Screen from Arizona Colt Returns


(Bad Lieutenant) #9

Not bad, pretty much for the reasons Bill San Antonio already mentioned. 6/10

Dutch review:


(Søren) #10

The first spaghetti Zorro film I’ve watched I think and this one at least is as mentioned above 100% spaghetti western. Very enjoyable. I got the Italian dvd which states Copyright 1972 Italian International Film on the back just to lay more credit to the 1972 release date


(IndioBlack) #11

Just been watching E CONTINUAVANO A CHIAMARLO FIGLIO DI… / ZORRO GIUSTIZIERO / ZORRO THE AVENGER.
At 01:05:16:15 in the Italian PAL version, there’s an over-shoulder shot of Fred Macaslim onto the Sheriff. On the wall in frame centre is a pencil sketch of Anthony Steffen, in what looks like his DJANGO IL BASTARDO outfit, which has been turned into a Wanted poster, with DEAD OR ALIVE printed at the bottom. He’s only worth $1000.
Thought it was funny, because Steffen isn’t in this movie.
They’re probably sharing the set from a movie with Steffen in it.
There’s also a partial glimpse at 00:22:22:07


(JonathanCorbett) #12

The Wanted poster comes from Martino’s Arizona si scatenò… e li fece fuori tutti! (about six minutes into the movie), my post above referred to this but the screenshots no longer appear.
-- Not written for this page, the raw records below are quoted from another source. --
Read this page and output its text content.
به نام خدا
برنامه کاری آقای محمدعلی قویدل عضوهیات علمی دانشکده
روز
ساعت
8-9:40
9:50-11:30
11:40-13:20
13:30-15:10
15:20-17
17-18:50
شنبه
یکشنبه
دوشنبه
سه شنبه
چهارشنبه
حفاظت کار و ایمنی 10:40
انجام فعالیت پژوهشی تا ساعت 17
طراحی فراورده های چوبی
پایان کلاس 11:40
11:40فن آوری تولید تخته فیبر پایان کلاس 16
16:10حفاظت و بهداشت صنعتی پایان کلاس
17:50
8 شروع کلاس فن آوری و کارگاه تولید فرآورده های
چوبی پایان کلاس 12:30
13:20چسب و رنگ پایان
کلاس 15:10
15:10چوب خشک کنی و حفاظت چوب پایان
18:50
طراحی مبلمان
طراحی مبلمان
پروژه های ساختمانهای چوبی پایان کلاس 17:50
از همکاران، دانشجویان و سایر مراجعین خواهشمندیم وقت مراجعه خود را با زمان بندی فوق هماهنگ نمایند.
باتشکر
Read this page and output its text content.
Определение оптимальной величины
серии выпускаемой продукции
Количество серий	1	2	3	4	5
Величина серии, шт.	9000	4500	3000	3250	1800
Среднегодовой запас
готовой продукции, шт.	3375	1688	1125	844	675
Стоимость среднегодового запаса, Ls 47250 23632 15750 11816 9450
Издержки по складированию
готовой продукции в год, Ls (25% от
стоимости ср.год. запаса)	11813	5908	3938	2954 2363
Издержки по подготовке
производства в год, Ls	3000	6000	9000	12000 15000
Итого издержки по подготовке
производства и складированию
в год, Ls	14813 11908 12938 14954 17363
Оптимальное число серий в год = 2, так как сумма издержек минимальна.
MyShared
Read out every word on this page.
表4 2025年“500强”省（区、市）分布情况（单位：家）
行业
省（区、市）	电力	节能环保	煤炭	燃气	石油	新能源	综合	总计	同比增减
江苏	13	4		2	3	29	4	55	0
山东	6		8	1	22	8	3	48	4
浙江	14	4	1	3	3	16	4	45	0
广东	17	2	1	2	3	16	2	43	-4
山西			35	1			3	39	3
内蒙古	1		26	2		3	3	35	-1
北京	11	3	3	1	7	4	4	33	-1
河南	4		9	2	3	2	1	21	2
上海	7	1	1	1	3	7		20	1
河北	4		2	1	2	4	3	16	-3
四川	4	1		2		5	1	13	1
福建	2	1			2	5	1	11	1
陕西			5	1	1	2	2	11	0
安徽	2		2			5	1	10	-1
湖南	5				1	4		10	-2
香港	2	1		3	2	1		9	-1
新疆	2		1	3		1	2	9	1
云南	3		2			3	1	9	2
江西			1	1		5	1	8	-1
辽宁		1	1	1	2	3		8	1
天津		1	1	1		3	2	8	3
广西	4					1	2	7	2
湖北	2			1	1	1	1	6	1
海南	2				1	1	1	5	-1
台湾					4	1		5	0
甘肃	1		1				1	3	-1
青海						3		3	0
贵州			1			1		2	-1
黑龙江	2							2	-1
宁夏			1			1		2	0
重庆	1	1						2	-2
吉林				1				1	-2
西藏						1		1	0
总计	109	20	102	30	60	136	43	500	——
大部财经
The director’s brother Carlos Romero Marchent is in both films.


The Italian credits report only the Elios studios but the movie was clearly filmed - mainly if not entirely - in Golden City (Hoyo de Manzanares).


(JonathanCorbett) #13

For Italy the original running time turns out to be 94 minutes, which probably explains why in the DVD and TV version (from RaiMovie) credited Luis Gaspar doesn’t seem to be in the movie.

If IMDb is right in Spain the film was released on 21 February 1972, about four months before being submitted to Italian censorship.

It’s not the same set, Arizona Returns was mainly filmed at Elios (see post above)

I wonder who had the idea: Rafael Romero Marchent - also director of Garringo and ¿Quién grita venganza? - and his brother Carlos or Set decorator Demofilo Fidani and his daughter Simonetta who shortly before worked with Steffen in A Man Called Django?